As always we want to solve this problem in several steps, instead of trying to tackle the whole problem at once. What are some possible intermediate steps? As an example, I would start by defining a constant CHARS with the allowed characters. Some possible next steps

  1. Define a constant CHARS with the allowed characters
  2. Create a version of password_gen to create a string of the specified length with a fixed character
  3. Enhance password_gen to create a string with random characters

Now let’s implement those steps.

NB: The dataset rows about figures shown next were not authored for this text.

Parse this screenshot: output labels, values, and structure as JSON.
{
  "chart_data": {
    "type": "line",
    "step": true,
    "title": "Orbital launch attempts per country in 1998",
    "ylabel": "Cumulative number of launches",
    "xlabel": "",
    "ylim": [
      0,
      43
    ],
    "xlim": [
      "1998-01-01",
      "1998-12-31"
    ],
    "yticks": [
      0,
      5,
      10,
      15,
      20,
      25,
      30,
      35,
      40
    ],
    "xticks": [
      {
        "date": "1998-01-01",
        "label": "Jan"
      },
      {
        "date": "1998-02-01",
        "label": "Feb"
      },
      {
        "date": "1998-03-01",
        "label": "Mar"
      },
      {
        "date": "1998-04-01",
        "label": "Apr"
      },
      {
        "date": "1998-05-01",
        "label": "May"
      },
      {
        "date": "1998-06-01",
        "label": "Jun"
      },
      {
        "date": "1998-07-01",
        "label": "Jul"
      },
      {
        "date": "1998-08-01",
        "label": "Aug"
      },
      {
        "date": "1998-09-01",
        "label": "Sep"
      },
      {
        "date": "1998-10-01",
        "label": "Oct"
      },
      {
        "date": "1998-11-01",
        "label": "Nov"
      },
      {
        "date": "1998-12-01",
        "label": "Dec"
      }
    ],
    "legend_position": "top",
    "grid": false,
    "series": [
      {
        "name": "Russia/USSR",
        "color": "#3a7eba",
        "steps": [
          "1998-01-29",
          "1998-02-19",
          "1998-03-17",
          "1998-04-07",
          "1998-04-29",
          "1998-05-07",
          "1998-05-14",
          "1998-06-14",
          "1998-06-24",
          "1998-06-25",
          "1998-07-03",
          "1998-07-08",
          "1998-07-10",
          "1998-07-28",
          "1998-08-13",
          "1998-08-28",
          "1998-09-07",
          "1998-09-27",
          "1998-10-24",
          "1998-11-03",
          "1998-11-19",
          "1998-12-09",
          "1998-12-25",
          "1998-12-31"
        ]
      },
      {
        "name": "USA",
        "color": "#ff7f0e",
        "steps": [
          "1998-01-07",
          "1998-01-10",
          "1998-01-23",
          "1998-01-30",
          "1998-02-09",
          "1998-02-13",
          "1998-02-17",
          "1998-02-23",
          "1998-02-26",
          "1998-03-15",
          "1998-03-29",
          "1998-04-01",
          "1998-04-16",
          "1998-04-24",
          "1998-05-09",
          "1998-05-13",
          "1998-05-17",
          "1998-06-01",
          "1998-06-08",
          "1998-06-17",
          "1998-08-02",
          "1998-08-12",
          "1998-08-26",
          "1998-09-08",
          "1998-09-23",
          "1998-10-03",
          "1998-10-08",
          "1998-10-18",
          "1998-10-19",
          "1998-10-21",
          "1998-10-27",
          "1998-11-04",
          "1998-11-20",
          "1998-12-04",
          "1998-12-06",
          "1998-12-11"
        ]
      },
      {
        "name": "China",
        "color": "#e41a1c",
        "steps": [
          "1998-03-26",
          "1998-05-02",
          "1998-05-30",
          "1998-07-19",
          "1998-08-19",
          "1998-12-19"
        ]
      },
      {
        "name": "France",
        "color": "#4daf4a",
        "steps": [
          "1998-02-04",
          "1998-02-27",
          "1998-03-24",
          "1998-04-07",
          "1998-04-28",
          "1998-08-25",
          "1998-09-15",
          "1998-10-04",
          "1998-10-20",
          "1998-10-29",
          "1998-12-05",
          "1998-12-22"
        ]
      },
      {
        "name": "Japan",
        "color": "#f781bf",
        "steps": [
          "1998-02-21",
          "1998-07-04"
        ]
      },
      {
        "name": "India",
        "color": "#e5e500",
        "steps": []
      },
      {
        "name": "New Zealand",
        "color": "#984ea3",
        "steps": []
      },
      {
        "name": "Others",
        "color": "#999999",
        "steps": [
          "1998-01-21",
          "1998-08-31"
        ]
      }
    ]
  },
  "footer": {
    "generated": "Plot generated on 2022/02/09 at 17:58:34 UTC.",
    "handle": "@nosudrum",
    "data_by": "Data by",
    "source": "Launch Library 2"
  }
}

Show a possible implementation

  1. Define a constant CHARS with the allowed characters

     CHARS = "abcdefghijklmnopqrstuvwxyz0123456789_!@#$%^&*"
    
  2. Create a version of password_gen to create a string of the specified length with a fixed character

     CHARS = "abcdefghijklmnopqrstuvwxyz0123456789_!@#$%^&*"
        
     def password_gen(length):
         result = ""
         for i in range(length):
             result = result + CHARS[0]
         return result
    
  3. Enhance password_gen to create a string with random characters

     from random import randint
        
     CHARS = "abcdefghijklmnopqrstuvwxyz0123456789_!@#$%^&*"
        
     def password_gen(length):
         result = ""
         for i in range(length):
             result = result + CHARS[randint(0, len(CHARS)-1)]
         return result
    

    Recall that randint has an inclusive end, and so to not exceed the length of CHARS we need to use len(CHARS)-1 as the end argument.

  4. And finally add the finishing touches, e.g. docstrings.

     from random import randint
        
     CHARS = "abcdefghijklmnopqrstuvwxyz0123456789_!@#$%^&*"
        
     def password_gen(length):
         """
         Generate a random password
            
         Args:
             length: number of characters in the password
                
         Returns:
             Password string
         """
         result = ""
         for i in range(length):
             result = result + CHARS[randint(0, len(CHARS)-1)]
         return result
    

Breaking down strings

Our example above focused on string generation, our next example will focus on extracting information from a string, specifically a date written as MM/DD/YYYY. For example imagine we had the string “10/20/2022”. We could use slicing to extract the various pieces, e.g.

>>> date = "10/20/2022"
>>> month = date[:2]
>>> day = int(date[3:5])
>>> year = int(date[6:])
>>> month
10
>>> day
20
>>> year
2022

What is the potential problem with our approach? What if the person didn’t use exactly two digits for the month and the day and four digits for the year? For example, what would happen if someone entered “1/1/22”?

>>> date = "1/1/22"
>>> month = int(date[:2])
Traceback (most recent call last):
  File "<stdin>", line 1, in <module>
ValueError: invalid literal for int() with base 10: '1/'

Let’s develop an approach that works for both of those formats. Since the month, day and year are separated by slashes, want we really want to know is the position of those slashes. Once we know the position of the two slashes, we can readily figure out the indices we should use with our slicing operations.

Let’s start then by writing a function that takes two arguments, a string date and an integer n and returns the index of the nth slash in the string. For simplicity we will assume that date contains at least n slashes. Since we are trying to find the location of a substring in a larger string, the find method is a natural tool to use. We will start by finding the first slash.

def find_slash(date, n):
    index = date.find("/")
    return index
>>> find_slash("1/1/22",1)
1

By default, find returns the lowest index of the match. If we want to find the next slash we will somehow need to start searching after the current preceding slash. When we look at the documentation for find (shown below), we see it takes an optional argument, the position to start searching. Let’s try that out…

>>> help(str.find)
Help on method_descriptor:

find(...)
    S.find(sub[, start[, end]]) -> int
    
    Return the lowest index in S where substring sub is found,
    such that sub is contained within S[start:end].  Optional
    arguments start and end are interpreted as in slice notation.
    
    Return -1 on failure.

We notice that if we set that argument to 2, we get the index of the next slash! Why 2 and not 1, the index of the preceding slash? If we set the start to 1, we begin searching at the index of the first slash and keeping finding it over again. Instead we need to increment by 1.

>>> "1/1/22".find("/",0)
1
>>> "1/1/22".find("/",1)
1
>>> "1/1/22".find("/",2)
3

If we combine find with a loop we can extend our function to find any number of slashes! Try it out before looking at a possible implementation

def find_slash(date, n):
    """
    Find index of nth forward slash "/" in date

    Args:
        date: Date string containing at least n forward slashes
        n: Find index of nth slash

    Returns:
        Index of nth slash
    """
    index = -1
    for i in range(n):
        # Start the search at the next character after the preceding slash
        index = date.find("/", index + 1)
    return index

With that in place, we can now successfully parse dates with different length fields!

>>> date = "1/1/22"
>>> first = find_slash(date,1)
>>> second = find_slash(date,2)
>>> int(date[:first])
1
>>> int(date[first+1:second])
1
>>> int(date[second+1:])
22